Honestly, however, all I see in this picture are 2 gents who appear to be desperately in need of a men's room.
In fact, they look sort of like I do on weekend call (though better dressed), loaded with Diet Coke, having no time to pee, smiling blandly as the ER pages me again, and wondering how much it would hurt to put a catheter in until Monday morning to save time.
15 comments:
Maybe if they'd lay off the diuretics they wouldn't have to worry about that gout so much. =)
(Couldn't help myself, I've been listening to Lord Goljan talk about kidneys all morning).
If Dr. Oz has taught me one thing its that unless you wear scrubs everywhere you go, you're clearly not an authority on anything.
As a non-physician/hopefully soon-to-be physician, I don't know much about these doctors who are paid to talk about drugs/devices. However, is it just me, or does it seem kind of unethical to pay a doctor to recommend something? Or does everyone do this? Does that make it OK? Do you docs take these guys with handfuls of salt so that it doesn't really matter?
Technically, the talks focus on treatment of the condition, of which the product being sponsored is one mentioned, but others are discussed. That's by FDA guidelines.
Also, I don't see it any differently than a celebrity endorsing cars, Nikes, or Diet Coke. You have to take EVERYTHING with a grain of salt.
Except, of course, your blood pressure medications.
Dr. Chad Boomershine? Seriously? BOOMERshine? BoomerSHINE?
I know it's a cheap shot, riffing on someone's name, but Dr. CHAD Boomershine?
I don't know where to begin.
Yeah I hear you. I guess it especially makes sense if these docs are talking to other docs who see them as peers. And I for one say you guys should get paid any way you can for the work you do. However, the difference I see with celebs plugging Coke is that nobody gives a crap about what the Kardashian's think you should do/eat/buy. Sure, they influence people's decisions (i.e. advertising works), but But my sense is that many lay people take the word of docs as the word of god, for better or for worse. Thus, if my doc tells me I should take drug X, I'm basically not going argue because I have no idea if he's right or wrong, or whether this is in fact the best treatment for me... I would hope that the doc is 100% unaffected by marketing in his choice of drug for me, know what I'm saying. I guess I'm holding physicians to a higher standard, which might be unfair.
They are directly geared to other physicians. I occasionally do them myself.
Interesting/hilarious experience. Yeah, my honest opinion is that I don't hold it against you or any other doc. 1) I'm sure you have standards for what you plug. 2)You plug it to people who are versed in drugs - very different from plugging drugs to a lay person. 3) We's all gotta get paid :)
I'm sorry if all this seems like a naive POV. Like any other trade, I know there are conventions in medicine that we on the outside are unfamiliar with; hopefully I'll become more familiar with them soon enough.
I've seen ads for this medication on TV, and it rather amuses me that one of the potential side effects of this gout medicine is gout flares. I'm not a doctor, but that seems counterproductive, no?
They are lawyers just gathering the evidence before the cases start rolling in.
suingu, my verification word. Wow how to you do that.
yeah, you do look like the doc in the pic, i mean, the bald one :D :D :D
They're casting their nets for "urologists" where they need to make the search term " urologists" or to exclude "neurologists."
Why, yes, I do know my way around databases. Unlike marketing people. < / grouse >
Next time you are on-call and loaded up on diet Coke, get yourself some lidocaine gel and put that cath in...how bad could it really hurt????
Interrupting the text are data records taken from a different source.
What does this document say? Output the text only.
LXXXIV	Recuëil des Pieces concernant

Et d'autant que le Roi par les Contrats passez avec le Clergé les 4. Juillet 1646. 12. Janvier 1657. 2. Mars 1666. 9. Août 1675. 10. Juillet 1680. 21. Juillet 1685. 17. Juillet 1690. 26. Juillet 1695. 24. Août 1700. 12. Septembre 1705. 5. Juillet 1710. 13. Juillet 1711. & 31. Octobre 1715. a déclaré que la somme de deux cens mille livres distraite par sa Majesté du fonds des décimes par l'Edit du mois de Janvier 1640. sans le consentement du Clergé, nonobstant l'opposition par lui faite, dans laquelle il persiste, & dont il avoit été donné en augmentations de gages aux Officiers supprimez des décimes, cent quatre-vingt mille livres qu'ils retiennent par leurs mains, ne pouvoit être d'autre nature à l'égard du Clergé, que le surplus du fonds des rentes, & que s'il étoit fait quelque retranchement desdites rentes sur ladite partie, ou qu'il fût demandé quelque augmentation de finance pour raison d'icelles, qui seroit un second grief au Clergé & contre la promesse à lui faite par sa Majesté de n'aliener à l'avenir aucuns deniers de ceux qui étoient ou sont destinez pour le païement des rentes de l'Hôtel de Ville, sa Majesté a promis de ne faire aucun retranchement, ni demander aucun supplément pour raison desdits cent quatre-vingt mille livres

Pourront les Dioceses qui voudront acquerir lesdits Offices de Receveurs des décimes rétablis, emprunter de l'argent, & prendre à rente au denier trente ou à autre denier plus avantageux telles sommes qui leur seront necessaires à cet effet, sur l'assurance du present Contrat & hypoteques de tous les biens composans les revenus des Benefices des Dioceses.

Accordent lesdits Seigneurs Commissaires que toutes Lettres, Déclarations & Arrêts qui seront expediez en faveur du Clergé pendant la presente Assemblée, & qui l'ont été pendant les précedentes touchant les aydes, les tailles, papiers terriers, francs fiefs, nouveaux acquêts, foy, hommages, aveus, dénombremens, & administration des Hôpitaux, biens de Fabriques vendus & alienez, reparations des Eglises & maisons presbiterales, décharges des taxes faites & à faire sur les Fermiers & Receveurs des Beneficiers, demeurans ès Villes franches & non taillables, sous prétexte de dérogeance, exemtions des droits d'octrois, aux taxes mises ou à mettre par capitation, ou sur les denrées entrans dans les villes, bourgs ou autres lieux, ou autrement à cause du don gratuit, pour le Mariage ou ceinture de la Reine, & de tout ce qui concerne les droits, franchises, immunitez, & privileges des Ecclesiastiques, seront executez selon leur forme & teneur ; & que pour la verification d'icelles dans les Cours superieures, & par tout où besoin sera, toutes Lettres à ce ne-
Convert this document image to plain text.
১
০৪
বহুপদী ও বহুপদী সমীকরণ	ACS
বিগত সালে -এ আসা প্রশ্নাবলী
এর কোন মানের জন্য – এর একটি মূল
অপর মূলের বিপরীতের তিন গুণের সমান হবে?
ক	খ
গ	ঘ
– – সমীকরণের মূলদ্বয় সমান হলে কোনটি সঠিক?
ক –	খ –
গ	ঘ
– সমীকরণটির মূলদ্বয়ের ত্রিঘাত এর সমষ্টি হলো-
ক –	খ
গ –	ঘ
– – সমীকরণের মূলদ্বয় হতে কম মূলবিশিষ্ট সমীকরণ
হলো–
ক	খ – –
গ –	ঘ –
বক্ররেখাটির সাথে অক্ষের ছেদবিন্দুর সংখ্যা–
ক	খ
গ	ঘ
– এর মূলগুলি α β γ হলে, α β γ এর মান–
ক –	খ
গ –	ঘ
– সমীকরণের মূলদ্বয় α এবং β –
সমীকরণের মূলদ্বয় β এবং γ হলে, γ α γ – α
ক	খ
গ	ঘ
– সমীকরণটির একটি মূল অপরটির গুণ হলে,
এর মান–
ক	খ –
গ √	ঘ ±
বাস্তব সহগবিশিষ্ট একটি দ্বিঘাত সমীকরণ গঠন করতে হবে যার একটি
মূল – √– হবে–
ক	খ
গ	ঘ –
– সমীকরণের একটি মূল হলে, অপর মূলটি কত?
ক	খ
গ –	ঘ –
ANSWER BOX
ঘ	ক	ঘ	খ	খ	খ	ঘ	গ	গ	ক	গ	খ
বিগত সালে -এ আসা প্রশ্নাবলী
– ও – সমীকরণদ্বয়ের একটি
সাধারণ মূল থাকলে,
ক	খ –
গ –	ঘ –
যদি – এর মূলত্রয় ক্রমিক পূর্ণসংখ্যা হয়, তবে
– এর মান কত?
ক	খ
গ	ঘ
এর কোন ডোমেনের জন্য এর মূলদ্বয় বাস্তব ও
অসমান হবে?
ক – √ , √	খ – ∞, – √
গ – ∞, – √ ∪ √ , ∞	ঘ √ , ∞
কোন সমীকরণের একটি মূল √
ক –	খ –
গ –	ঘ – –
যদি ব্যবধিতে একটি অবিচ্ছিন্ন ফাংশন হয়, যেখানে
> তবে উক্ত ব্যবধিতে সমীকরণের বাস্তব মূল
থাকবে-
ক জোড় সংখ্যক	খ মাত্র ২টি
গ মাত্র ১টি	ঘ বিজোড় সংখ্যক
Had a pt who was a doctor and had to put a cath in him and he wouldn't get the cath without the lidocaine gel first...I told him that I would give it to him as long as he always would order the lidocaine gel for his pt's prior to catherization...worked
Having spent several weeks trying desperately to convince my flagging pelvic musculature to work harder, I gave up, got a long-range wireless phone, and answer calls in the bathroom.
Hey, whatever works.
You guys have it all wrong. That's an excellent demonstration of the "fig leaf" maneuver. Clearly someone off camera just yelled, "X-ray!!"